Eraserhead by David Lynch
“A dream of dark and troubling things” – David Lynch. In a single sentence this is possibly the closest one can get to describing the film (it is in fact the only description of the film you will find on the DVD case, if you were so inclined to buy it). Here is a film completely in and of itself; inspired not by some other work of art but inspired by the imagination of the genius who conceived it – a dream as it were. And as dreams tend to be, this film is bizarre, unnatural and completely raw.
Any attempts at discerning a clear and flowing plotline from the film would be entirely futile. Furthermore, any attempt at finding objective meaning from the film would also be entirely futile like so many of Lynch’s other films. This movie is about a feeling, macabre, vile, anxious, fearful and wholly obscene.
From the very first sequence which goes for a whole ten minutes, we are immediately drawn into another world not by an intense action scene, a fast paced conversation or even an unusual soundtrack. One becomes immersed in a dark and mysterious atmosphere which exists through a series of unintelligible images and sounds.
We are acquainted with a middle aged man who sports a weirdly shaped haircut – who will later be revealed as the main character Henry Spencer – superimposed upon a small planet in outer space. As his head slowly drifts across the screen our point of view gradually focuses on the planet till we arrive at a crater. Inside of which we are introduced to a beastly man who proceeds to pull a series of levers which result in a small alien like creature crawling out of our main characters mouth. So ends the opening sequence and already one can tell that this film will be slow, deliberate and entirely unconventional.
From here we are presented with what one can infer will be the setting of the rest of the film; a rundown industrial zone teeming with urban decay. Henry Spencer who we previously saw floating in space is seen to be bustling through the streets as if someone were following him.
After a series of grotesque scenes involving Henry’s girlfriend and her family, Henry is informed that he is the father of a new born child. Or is it a child? The ‘thing’ in question could scantily be considered a child at all; in fact it could barely be considered even humanoid. Rather a grotesque devil spawn of which the movie is famous of. And so the movie descends into complete madness – one can never be sure whether a scene is part of Henry’s imagination or reality – until its vile and dramatic finish.
Here is a film with minimal dialogue, very few characters, a dark and mystifying setting, a bizarre soundtrack and an omnipresent atmosphere both intense and subtle all woven through and around the single immensely complex central character Henry Spencer and what appears to be combinations of his fantasies, desires, fears and deepest anxieties.
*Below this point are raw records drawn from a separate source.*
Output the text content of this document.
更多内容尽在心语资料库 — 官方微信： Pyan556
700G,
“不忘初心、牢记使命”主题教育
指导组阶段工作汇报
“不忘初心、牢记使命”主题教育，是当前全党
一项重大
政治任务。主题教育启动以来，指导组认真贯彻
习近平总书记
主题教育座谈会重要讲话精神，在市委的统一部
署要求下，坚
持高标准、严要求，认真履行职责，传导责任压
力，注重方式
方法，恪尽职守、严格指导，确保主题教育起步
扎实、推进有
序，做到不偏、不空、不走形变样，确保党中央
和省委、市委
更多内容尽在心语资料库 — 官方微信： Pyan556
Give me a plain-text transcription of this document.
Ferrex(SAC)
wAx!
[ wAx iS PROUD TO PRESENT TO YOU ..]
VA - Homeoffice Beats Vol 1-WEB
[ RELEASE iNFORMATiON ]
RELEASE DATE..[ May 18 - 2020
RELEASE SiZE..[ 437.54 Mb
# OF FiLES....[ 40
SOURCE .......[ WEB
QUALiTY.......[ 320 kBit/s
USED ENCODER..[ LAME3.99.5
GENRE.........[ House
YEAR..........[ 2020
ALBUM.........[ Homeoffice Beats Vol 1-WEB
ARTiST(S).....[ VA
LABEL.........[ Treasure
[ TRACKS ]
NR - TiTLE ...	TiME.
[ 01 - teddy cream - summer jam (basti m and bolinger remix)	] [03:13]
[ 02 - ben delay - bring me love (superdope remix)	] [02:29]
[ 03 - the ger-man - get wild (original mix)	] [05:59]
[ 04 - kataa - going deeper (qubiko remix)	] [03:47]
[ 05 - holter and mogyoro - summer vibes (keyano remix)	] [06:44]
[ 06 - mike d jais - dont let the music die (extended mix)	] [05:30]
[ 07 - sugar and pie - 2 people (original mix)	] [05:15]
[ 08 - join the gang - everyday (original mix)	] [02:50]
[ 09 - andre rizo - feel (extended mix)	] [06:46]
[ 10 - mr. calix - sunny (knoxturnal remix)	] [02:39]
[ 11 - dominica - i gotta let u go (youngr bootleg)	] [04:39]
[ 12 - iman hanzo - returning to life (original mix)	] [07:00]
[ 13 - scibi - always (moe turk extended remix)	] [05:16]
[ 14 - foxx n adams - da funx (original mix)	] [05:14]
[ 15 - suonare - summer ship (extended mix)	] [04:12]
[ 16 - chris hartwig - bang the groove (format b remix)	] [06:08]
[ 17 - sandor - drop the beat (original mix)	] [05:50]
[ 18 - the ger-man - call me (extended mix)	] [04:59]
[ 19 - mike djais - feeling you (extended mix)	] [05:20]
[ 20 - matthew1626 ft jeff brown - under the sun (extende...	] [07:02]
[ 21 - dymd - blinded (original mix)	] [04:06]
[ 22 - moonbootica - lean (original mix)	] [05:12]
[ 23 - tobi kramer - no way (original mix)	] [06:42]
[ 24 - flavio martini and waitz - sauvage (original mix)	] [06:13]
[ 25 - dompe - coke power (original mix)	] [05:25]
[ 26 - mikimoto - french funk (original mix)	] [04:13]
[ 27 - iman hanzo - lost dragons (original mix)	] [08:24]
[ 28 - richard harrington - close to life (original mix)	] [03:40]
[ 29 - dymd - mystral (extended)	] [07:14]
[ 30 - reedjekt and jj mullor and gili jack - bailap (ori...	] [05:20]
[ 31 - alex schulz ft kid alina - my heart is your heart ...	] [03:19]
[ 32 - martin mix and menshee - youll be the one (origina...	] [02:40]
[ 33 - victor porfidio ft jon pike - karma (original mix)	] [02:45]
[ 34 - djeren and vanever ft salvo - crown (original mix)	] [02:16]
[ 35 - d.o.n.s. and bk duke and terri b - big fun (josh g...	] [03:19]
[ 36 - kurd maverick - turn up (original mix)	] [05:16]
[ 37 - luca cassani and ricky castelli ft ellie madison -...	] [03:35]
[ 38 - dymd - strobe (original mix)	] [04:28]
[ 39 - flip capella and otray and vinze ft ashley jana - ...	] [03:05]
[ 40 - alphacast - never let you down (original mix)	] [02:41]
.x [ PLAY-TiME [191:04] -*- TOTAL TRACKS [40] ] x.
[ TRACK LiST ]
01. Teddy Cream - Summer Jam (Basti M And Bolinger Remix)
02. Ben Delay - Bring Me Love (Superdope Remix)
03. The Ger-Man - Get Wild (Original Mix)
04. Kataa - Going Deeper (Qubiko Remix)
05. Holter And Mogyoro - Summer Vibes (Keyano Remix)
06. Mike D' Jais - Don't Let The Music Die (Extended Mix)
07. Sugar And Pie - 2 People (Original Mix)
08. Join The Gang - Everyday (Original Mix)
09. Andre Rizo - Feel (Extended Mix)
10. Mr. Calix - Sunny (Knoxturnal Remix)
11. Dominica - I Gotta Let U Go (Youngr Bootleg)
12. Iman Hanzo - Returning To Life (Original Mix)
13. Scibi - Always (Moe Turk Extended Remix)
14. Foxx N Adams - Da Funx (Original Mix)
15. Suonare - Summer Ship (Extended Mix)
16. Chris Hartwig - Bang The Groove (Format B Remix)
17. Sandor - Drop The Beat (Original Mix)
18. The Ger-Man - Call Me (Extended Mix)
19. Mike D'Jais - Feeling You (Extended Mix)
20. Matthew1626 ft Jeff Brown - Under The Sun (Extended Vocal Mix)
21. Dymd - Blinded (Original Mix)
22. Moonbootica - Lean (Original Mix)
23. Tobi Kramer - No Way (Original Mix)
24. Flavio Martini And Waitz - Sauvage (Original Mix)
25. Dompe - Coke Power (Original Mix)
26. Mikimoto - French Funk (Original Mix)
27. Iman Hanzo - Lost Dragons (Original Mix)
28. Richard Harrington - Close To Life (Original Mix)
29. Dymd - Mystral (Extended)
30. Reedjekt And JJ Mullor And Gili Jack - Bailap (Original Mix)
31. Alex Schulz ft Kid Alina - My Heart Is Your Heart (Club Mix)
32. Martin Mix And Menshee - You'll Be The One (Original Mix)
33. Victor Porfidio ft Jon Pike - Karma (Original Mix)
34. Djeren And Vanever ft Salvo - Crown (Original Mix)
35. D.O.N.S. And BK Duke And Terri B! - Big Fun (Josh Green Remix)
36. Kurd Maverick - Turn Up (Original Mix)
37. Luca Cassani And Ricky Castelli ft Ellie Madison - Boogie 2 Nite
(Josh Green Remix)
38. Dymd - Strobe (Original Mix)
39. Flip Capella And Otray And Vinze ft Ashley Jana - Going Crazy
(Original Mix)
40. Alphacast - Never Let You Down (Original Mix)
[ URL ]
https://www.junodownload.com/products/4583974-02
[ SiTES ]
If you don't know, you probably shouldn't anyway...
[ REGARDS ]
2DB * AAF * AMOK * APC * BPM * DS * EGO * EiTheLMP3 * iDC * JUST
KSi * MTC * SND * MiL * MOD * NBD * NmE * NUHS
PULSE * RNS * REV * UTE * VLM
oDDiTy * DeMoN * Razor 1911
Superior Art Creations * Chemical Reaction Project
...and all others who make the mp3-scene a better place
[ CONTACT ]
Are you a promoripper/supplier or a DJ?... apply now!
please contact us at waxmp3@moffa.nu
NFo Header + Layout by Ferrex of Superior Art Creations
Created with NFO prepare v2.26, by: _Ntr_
Not for the casual movie-goer; to truly enjoy the film one must be willing to immerse themselves in it’s ‘world’. Shutting it out or watching it from an objective stance will more than likely result in one coming out of the film thinking, “well that was a big waste of my time, not only was it extremely difficult to follow and boringly slow, but it was also obscene and offensive”.
It is no small wonder that Eraserhead is a cult film.